Alexandra Metcalf

E=mcScared

“Speed is no longer a means but a destiny.” — Paul Virilio

dépendance is pleased to present E=mcScared, Alexandra Metcalf’s first solo exhibition at the gallery. The exhibition takes up speed not as a thrill or a sign of progress, but as something stranger and more wearing: a pressure that gets into the body, bends attention, and makes time feel both compressed and unstable. Moving between the railway age and the always-on logic of the present, Metcalf looks at what happens when acceleration stops being an event and becomes an atmosphere.

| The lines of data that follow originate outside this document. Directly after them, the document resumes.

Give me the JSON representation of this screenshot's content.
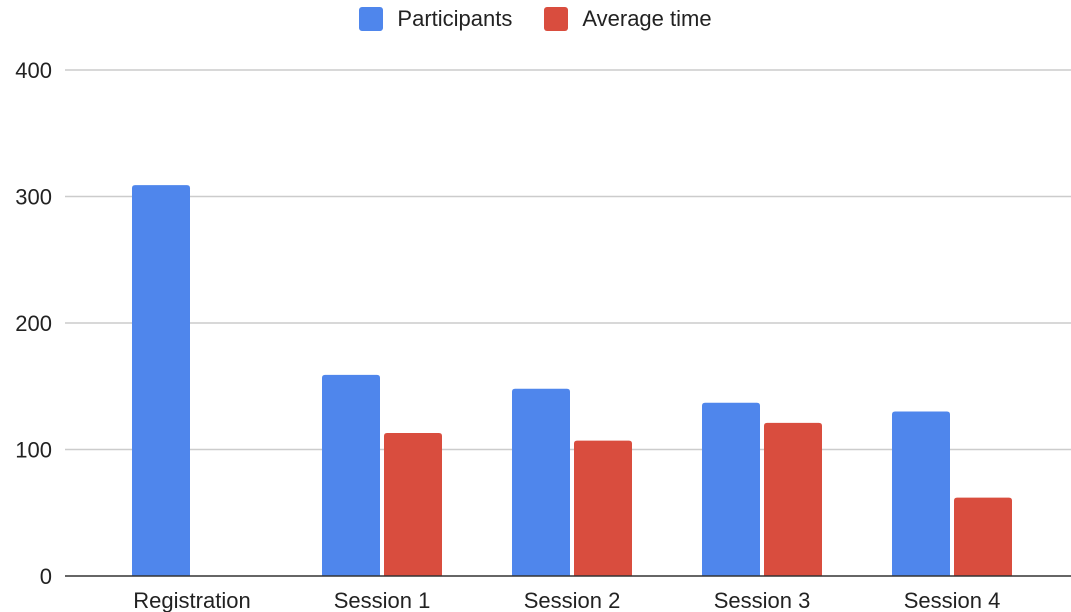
{
  "chart_data": {
    "type": "bar",
    "title": "",
    "xlabel": "",
    "ylabel": "",
    "ylim": [
      0,
      400
    ],
    "yticks": [
      0,
      100,
      200,
      300,
      400
    ],
    "grid": true,
    "legend_position": "top-center",
    "categories": [
      "Registration",
      "Session 1",
      "Session 2",
      "Session 3",
      "Session 4"
    ],
    "series": [
      {
        "name": "Participants",
        "color": "#4f86ec",
        "values": [
          309,
          159,
          148,
          137,
          130
        ]
      },
      {
        "name": "Average time",
        "color": "#d94d3e",
        "values": [
          null,
          113,
          107,
          121,
          62
        ]
      }
    ]
  }
}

The railway sits in the show as both historical reference and formal armature. In the nineteenth century, the train was one of modernity’s great promises, but it also brought new forms of strain. Metcalf returns to the old diagnosis of “railway madness,” a term used to describe dizziness, agitation, fainting, and nervous disturbance in passengers exposed to unprecedented speed. The phrase now sounds theatrical, but the symptoms remain familiar enough. It described a body struggling to keep pace with a world that had suddenly started moving faster than it knew how to read. Distances collapsed, landscapes blurred, and perception lost its footing. That history feels less distant than it should. Digital life has made speed intimate, demanding us to answer, think, work, and recover faster, while appearing composed. Burnout and anxiety reflect a system treating exhaustion as collateral for efficiency.

Metcalf points to forms of labour that do not fit cleanly into the forward march of industrial productivity: care, maintenance, repetition, domestic work, the daily work of keeping things going. These rhythms are cyclical, often invisible, and historically feminised. They do not speed up neatly, though systems keep trying to make them do so. The result is friction, and sometimes collapse.

A series of paintings stage these ideas through scenes of passengers in train compartments set against ebru, the marbling technique in which pigment is floated on water before being transferred to fabric. The process sets fluidity and ornament against the harder logic of transit and enclosure. Elsewhere a fainting woman appears multiplied, fragmented, and slightly machinic. With repeated limbs and interrupted gestures, she seems less like a heroine in distress than a body stuck in a loop. The faint becomes less an ending than a system error. A spinning operating light extends this mood. Rather than illuminating anything clearly, it throws vision off balance, scattering motifs of stars, trees, and brain-like forms into a restless circuit. Part theatre, part clinic, part planetarium, it makes seeing feel unsteady.

E=mcScared follows the line from movement to sensation to symptom. Train, light, and body become linked instruments in a larger drama of overstimulation. What emerges is not a refusal of modern life, but a more exacting sense of what speed extracts, and of the psychic and bodily residues it leaves in its wake.

Alexandra Metcalf (1992, UK) lives and works in Berlin, Germany. She graduated from the Chelsea College of Art and Design, London and Rhode Island School of Design, Providence. Her work has recently been exhibited at Sadie Coles, London; The Perimeter, London; Kunsthalle Zürich; FRAC Corsica, Corte; Capitain Petzel, Berlin; Champ Lacombe, Biarritz; 15 Orient Gallery, New York and Ginny on Frederick, London.